Blog Archives

Derivation: Ordinary Least Squares Solution and Normal Equations

In a linear regression framework, we assume some output variable y is a linear combination of some independent input variables X plus some independent noise \epsilon. The way the independent variables are combined is defined by a parameter vector \beta:

\Large{\begin{array}{rcl} y &=& X \beta + \epsilon \end{array}}

We also assume that the noise term \epsilon is drawn from a standard Normal distribution:

\Large{ \begin{array}{rcl}\epsilon &\sim& N(0,I)\end{array}}

For some estimate of the model parameters \hat \beta, the model’s prediction errors/residuals e are the difference between the model prediction and the observed ouput values

\Large{\begin{array}{rcl} e = y - X\hat \beta \end{array}}

The Ordinary Least Squares (OLS) solution to the problem (i.e. determining an optimal solution for \hat \beta) involves minimizing the sum of the squared errors with respect to the model parameters, \hat \beta. The sum of squared errors is equal to the inner product of the residuals vector with itself \sum e_i^2 = e^Te :

\Large{\begin{array}{rcl} e^T e &=& (y - X \hat \beta)^T (y - X \hat \beta) \\  &=& y^Ty - y^T (X \hat \beta) - (X \hat \beta)^T y + (X \hat \beta)^T (X \hat \beta) \\  &=& y^Ty - (X \hat \beta)^T y - (X \hat \beta)^T y + (X \hat \beta)^T (X \hat \beta) \\  &=& y^Ty - 2(X \hat \beta)^T y + (X \hat \beta)^T (X \hat \beta) \\  &=& y^Ty - 2\hat \beta^T X^T y + \hat \beta^T X^T X \hat \beta \\  \end{array}}

To determine the parameters, \hat \beta, we minimize the sum of squared residuals with respect to the parameters.

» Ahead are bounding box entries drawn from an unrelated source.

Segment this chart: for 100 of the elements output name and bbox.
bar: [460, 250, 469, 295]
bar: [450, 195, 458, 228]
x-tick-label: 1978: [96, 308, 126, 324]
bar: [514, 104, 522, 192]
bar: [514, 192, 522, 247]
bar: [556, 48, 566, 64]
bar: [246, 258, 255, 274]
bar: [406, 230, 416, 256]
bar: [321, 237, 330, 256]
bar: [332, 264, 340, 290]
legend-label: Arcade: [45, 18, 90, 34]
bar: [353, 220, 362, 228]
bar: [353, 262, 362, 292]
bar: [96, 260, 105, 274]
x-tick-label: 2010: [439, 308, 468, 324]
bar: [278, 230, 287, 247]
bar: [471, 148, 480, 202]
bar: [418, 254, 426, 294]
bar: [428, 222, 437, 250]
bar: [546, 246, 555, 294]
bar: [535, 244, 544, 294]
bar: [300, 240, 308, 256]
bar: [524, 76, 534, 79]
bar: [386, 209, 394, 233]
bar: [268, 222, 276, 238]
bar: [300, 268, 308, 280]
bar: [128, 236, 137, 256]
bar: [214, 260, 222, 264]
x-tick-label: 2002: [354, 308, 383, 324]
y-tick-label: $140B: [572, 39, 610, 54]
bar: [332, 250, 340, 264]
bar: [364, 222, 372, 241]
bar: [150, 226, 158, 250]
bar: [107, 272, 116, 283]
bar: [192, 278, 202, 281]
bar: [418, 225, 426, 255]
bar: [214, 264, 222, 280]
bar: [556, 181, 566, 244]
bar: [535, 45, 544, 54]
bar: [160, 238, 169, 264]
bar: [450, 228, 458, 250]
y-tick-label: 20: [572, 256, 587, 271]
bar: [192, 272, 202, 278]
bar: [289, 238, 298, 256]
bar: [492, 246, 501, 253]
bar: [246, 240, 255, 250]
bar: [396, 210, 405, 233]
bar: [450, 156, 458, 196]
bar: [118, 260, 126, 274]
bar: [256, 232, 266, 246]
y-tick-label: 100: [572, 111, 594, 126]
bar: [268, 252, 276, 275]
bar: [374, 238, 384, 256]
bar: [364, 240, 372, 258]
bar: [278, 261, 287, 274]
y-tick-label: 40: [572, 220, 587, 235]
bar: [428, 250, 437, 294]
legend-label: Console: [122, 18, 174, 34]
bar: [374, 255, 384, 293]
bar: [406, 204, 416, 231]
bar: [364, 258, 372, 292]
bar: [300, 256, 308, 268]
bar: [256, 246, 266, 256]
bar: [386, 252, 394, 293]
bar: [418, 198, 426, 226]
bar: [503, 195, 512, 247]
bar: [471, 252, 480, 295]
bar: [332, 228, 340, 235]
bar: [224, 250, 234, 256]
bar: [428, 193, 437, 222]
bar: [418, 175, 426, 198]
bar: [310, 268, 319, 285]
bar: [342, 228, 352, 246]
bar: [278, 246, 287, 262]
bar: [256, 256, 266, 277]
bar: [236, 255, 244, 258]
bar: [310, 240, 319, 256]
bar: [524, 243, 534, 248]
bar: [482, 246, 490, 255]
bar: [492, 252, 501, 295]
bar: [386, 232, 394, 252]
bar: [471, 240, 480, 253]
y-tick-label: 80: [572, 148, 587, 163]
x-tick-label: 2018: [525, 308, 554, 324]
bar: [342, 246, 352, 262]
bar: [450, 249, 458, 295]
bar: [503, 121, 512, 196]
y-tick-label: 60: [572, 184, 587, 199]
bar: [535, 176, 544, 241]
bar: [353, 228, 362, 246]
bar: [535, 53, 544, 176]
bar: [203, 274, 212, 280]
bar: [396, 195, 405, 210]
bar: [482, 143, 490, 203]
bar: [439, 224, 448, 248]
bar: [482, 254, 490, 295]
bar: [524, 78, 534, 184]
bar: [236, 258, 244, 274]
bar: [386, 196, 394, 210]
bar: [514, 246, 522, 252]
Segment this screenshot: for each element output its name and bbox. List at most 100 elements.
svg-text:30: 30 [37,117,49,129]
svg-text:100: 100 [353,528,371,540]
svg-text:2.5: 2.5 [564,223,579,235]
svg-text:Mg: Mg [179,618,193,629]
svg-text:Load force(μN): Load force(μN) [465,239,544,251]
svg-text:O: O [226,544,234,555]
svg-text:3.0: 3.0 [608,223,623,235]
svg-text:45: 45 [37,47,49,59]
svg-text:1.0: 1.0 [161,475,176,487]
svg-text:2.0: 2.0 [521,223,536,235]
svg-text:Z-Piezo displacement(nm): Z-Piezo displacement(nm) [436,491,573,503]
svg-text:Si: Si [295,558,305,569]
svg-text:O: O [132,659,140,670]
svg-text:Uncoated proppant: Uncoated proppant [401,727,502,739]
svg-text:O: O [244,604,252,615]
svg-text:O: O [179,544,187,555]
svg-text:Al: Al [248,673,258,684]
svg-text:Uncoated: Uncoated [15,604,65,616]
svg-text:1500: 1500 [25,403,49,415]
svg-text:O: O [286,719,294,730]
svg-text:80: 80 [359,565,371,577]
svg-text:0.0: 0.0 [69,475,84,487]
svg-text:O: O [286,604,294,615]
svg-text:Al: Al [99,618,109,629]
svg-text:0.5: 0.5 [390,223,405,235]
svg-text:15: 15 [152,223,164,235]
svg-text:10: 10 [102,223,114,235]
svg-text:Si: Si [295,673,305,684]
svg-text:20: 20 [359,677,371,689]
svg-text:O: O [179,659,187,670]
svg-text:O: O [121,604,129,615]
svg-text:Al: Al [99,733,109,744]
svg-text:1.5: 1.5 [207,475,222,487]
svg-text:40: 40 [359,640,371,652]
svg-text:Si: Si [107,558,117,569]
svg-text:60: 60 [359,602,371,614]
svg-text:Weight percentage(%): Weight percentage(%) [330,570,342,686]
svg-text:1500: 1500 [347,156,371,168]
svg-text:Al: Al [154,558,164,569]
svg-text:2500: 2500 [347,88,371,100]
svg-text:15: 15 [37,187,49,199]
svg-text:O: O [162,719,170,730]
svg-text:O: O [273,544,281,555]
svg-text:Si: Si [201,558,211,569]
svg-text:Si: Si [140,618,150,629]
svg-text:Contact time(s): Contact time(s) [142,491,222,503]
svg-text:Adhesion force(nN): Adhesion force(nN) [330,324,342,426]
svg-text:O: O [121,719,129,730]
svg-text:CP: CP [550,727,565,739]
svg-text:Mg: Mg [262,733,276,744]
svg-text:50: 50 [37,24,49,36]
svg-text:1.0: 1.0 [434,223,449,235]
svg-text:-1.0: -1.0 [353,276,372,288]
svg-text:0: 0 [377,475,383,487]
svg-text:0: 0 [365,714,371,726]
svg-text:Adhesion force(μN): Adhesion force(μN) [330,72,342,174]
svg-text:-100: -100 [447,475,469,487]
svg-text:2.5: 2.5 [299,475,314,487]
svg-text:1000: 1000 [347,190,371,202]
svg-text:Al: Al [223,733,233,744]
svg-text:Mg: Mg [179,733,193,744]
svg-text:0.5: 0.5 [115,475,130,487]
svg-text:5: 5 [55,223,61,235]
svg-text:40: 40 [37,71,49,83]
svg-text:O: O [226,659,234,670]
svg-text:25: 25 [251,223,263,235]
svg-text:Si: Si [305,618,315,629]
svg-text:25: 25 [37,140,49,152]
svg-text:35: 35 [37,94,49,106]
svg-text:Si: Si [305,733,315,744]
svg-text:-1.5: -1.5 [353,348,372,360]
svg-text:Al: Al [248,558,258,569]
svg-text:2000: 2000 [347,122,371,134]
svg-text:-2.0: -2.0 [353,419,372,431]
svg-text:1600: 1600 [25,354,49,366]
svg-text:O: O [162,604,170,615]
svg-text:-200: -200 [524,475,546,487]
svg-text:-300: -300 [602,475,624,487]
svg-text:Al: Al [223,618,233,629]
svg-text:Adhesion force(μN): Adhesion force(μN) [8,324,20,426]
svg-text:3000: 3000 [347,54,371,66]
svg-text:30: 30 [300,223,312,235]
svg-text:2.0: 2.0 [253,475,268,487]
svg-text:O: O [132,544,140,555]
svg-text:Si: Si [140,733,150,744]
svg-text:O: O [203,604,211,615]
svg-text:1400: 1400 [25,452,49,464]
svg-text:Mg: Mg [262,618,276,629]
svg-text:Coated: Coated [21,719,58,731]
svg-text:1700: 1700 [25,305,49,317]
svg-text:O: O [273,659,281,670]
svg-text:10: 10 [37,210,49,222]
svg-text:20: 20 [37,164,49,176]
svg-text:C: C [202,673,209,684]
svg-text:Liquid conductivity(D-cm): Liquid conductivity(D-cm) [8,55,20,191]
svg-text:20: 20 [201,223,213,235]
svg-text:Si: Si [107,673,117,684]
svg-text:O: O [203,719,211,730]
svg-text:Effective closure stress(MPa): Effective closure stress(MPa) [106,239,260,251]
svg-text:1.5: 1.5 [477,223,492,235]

\Large{\begin{array}{rcl} \frac{\partial}{\partial \beta} \left[ e^T e \right] &=& 0 \\  &=& -2X^Ty + 2X^TX \hat \beta \text{, and thus} \\  X^Ty &=& X^TX \hat \beta  \end{array}}

due to the identity \frac{\partial \mathbf{a}^T \mathbf{b}}{\partial \mathbf{a}} = \mathbf{b}, for vectors \mathbf{a} and \mathbf{b}. This relationship is matrix form of the Normal Equations. Solving for \hat \beta gives  the analytical solution to the Ordinary Least Squares problem.

\Large{\begin{array}{rcl} \hat \beta &=& (X^TX)^{-1}X^Ty \end{array}}